Com a Proclamação da República, em 1889, o positivismo chegou ao poder e nasceu o Estado laico. Predominava o sentimento de que religião e ciência estavam em posições antagônicas. Talvez por isso ele não teve sucesso, em 1893, quando pediu recursos à Igreja para desenvolver o rádio.
“Desejo mostrar ao mundo que a Igreja Católica não é inimiga da ciência e do progresso humano”, dizia. Não foi o suficiente para evitar que, quando exercia o sacerdócio em Campinas, no interior de São Paulo, entre 1894 e 1896, um grupo de “fiéis” supersticiosos, acusando-o de ter parceria com o diabo, invadisse o seu laboratório e destruísse tudo o que lá havia... os primitivos aparelhos de radiocomunicação.
Com paciência e perseverança, reconstruiu tudo e, em 16 de julho de 1899, reuniu empresários, cientistas e a imprensa em São Paulo para que assistissem à pioneira transmissão de voz e sons musicais por ondas de rádio. Esse evento extraordinário foi documentado por vários jornais paulistas e cariocas.
E Guglielmo Marconi? O jovem cientista italiano já era famoso, mas sua invenção, o telégrafo sem fio, de 1895, tinha uma enorme diferença em relação à do padre-cientista: ele transmitia sinais em código Morse, e não a voz humana.
Padre Landell fez uma nova experiência wireless em 3 de junho de 1900, ligando a colina de Santana, zona norte da capital, à Avenida Paulista: oito quilômetros em linha reta. O cônsul britânico Percy Lupton assistiu à proeza, ainda inédita em nível mundial, pois o físico canadense Reginald A. Fessenden só faria algo semelhante em dezembro de 1900. No Canadá, ele é considerado o inventor do rádio.

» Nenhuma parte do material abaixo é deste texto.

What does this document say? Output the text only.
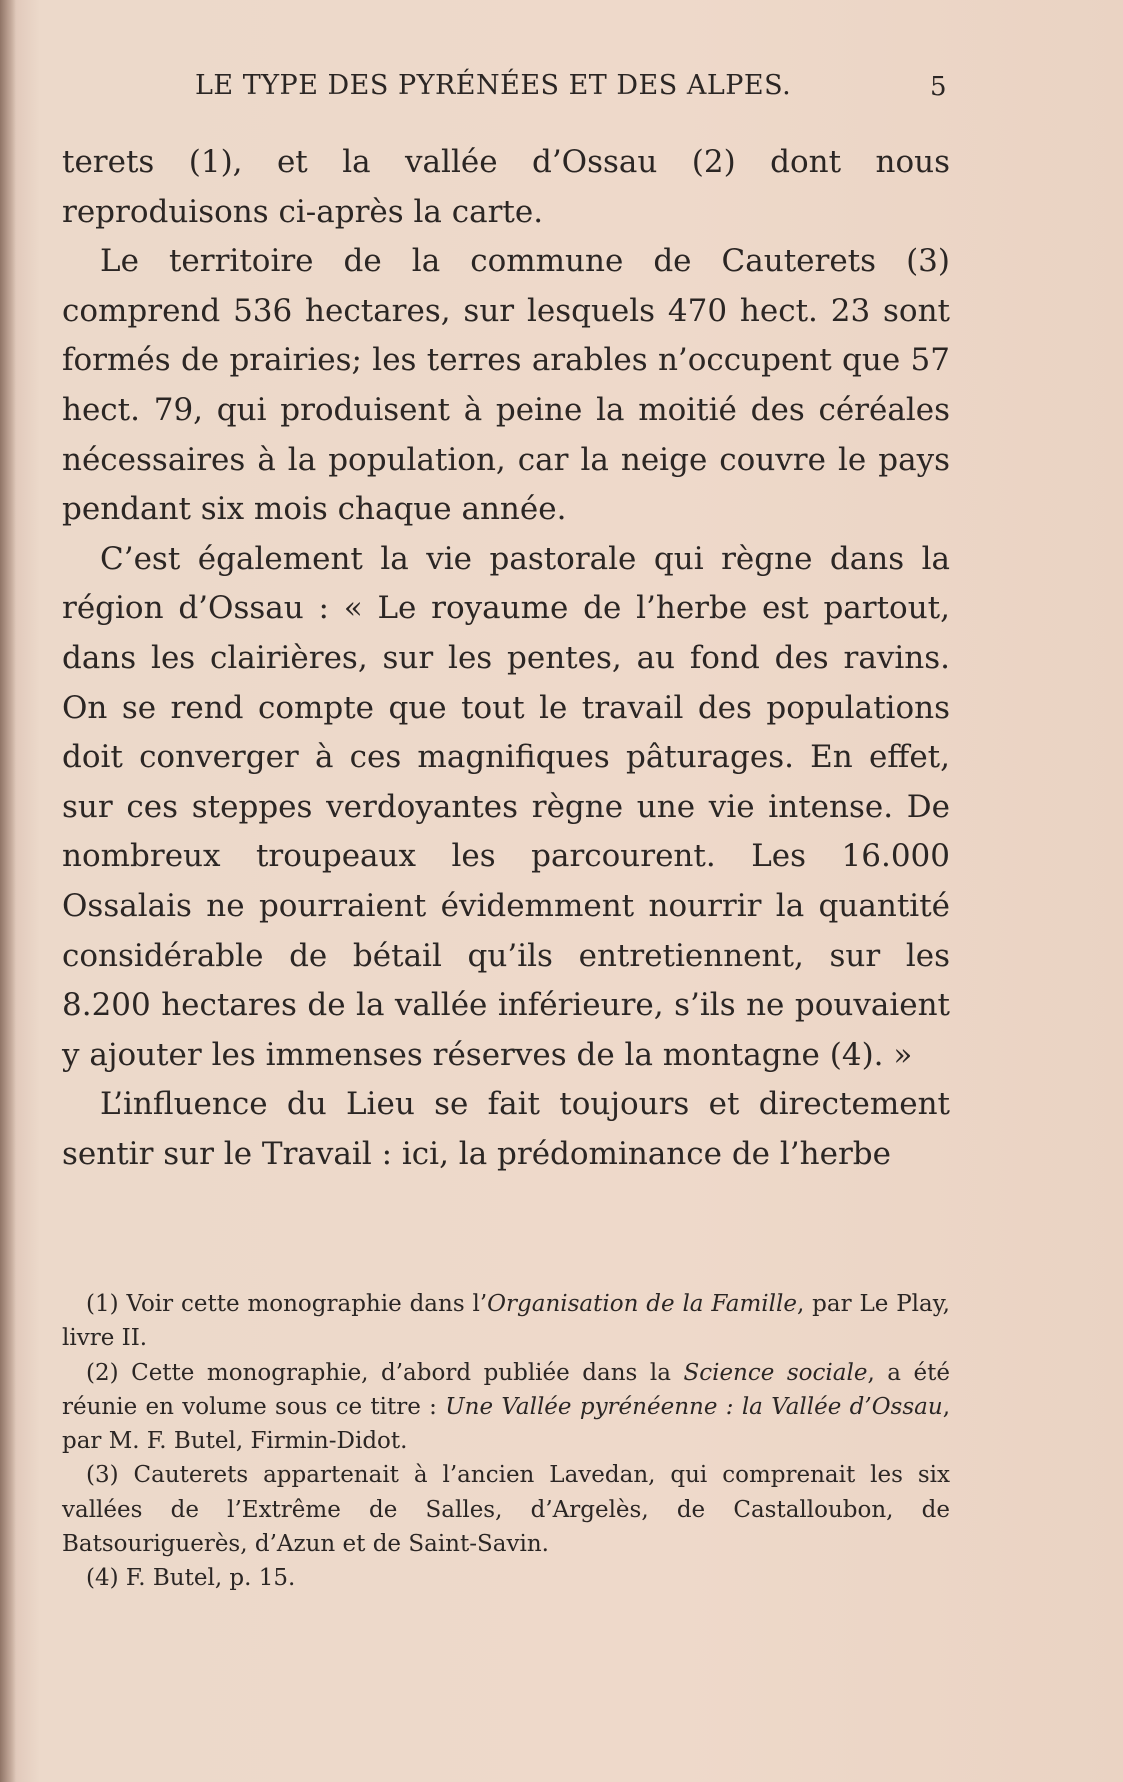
LE TYPE DES PYRÉNÉES ET DES ALPES.	5

terets (1), et la vallée d’Ossau (2) dont nous reproduisons ci-après la carte.

Le territoire de la commune de Cauterets (3) comprend 536 hectares, sur lesquels 470 hect. 23 sont formés de prairies; les terres arables n’occupent que 57 hect. 79, qui produisent à peine la moitié des céréales nécessaires à la population, car la neige couvre le pays pendant six mois chaque année.

C’est également la vie pastorale qui règne dans la région d’Ossau : « Le royaume de l’herbe est partout, dans les clairières, sur les pentes, au fond des ravins. On se rend compte que tout le travail des populations doit converger à ces magnifiques pâturages. En effet, sur ces steppes verdoyantes règne une vie intense. De nombreux troupeaux les parcourent. Les 16.000 Ossalais ne pourraient évidemment nourrir la quantité considérable de bétail qu’ils entretiennent, sur les 8.200 hectares de la vallée inférieure, s’ils ne pouvaient y ajouter les immenses réserves de la montagne (4). »

L’influence du Lieu se fait toujours et directement sentir sur le Travail : ici, la prédominance de l’herbe

(1) Voir cette monographie dans l’Organisation de la Famille, par Le Play, livre II.

(2) Cette monographie, d’abord publiée dans la Science sociale, a été réunie en volume sous ce titre : Une Vallée pyrénéenne : la Vallée d’Ossau, par M. F. Butel, Firmin-Didot.

(3) Cauterets appartenait à l’ancien Lavedan, qui comprenait les six vallées de l’Extrême de Salles, d’Argelès, de Castalloubon, de Batsouriguerès, d’Azun et de Saint-Savin.

(4) F. Butel, p. 15.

Em março de 1901, Padre Landell patenteou o rádio no Brasil, a primeira patente do gênero no planeta. O empresário José Rodrigo Botet escreveu: “Quantos e que cruéis sacrifícios de tempo, de dinheiro e de saúde custam ao Rvd. Padre Landell as suas invejáveis conquistas científicas! Quantas e que amargas decepções experimentou, ao ver que o governo e a imprensa de seu país, em lugar de o alentarem com o aplauso, incentivando-o a prosseguir na carreira triunfal, fizeram pouco ou nenhum caso de seus notáveis inventos! Se o Rvd. Padre Landell houvesse nascido na Inglaterra, Alemanha ou Estados Unidos...”.
Ainda em 1901, tomou a ousada decisão de ir aos EUA e lá obteve três cartas-patentes, após anos de luta, sacrifícios e doença. Voltou ao Brasil no final de 1904 cheio de esperanças de que conseguiria, finalmente, recursos financeiros para implantar o rádio no país.
Solicitou navios da Marinha para exibir as suas invenções e também apresentou um pedido de “auxílio pecuniário” ao governo do Estado de São Paulo. Não recebeu nenhum apoio e, segundo suas palavras, foi “forçado” a abandonar a carreira científica.
Além do rádio, quando vivia em Nova York, começou a projetar a televisão e o telex. Gênio visionário, arquitetou a transmissão de voz, imagens e textos por meio de ondas eletromagnéticas. Todos esses aparelhos seriam inventados mais tarde por outros cientistas.
Pioneiro das telecomunicações, Padre Landell ainda não é reconhecido devidamente no país em que nasceu há 160 anos.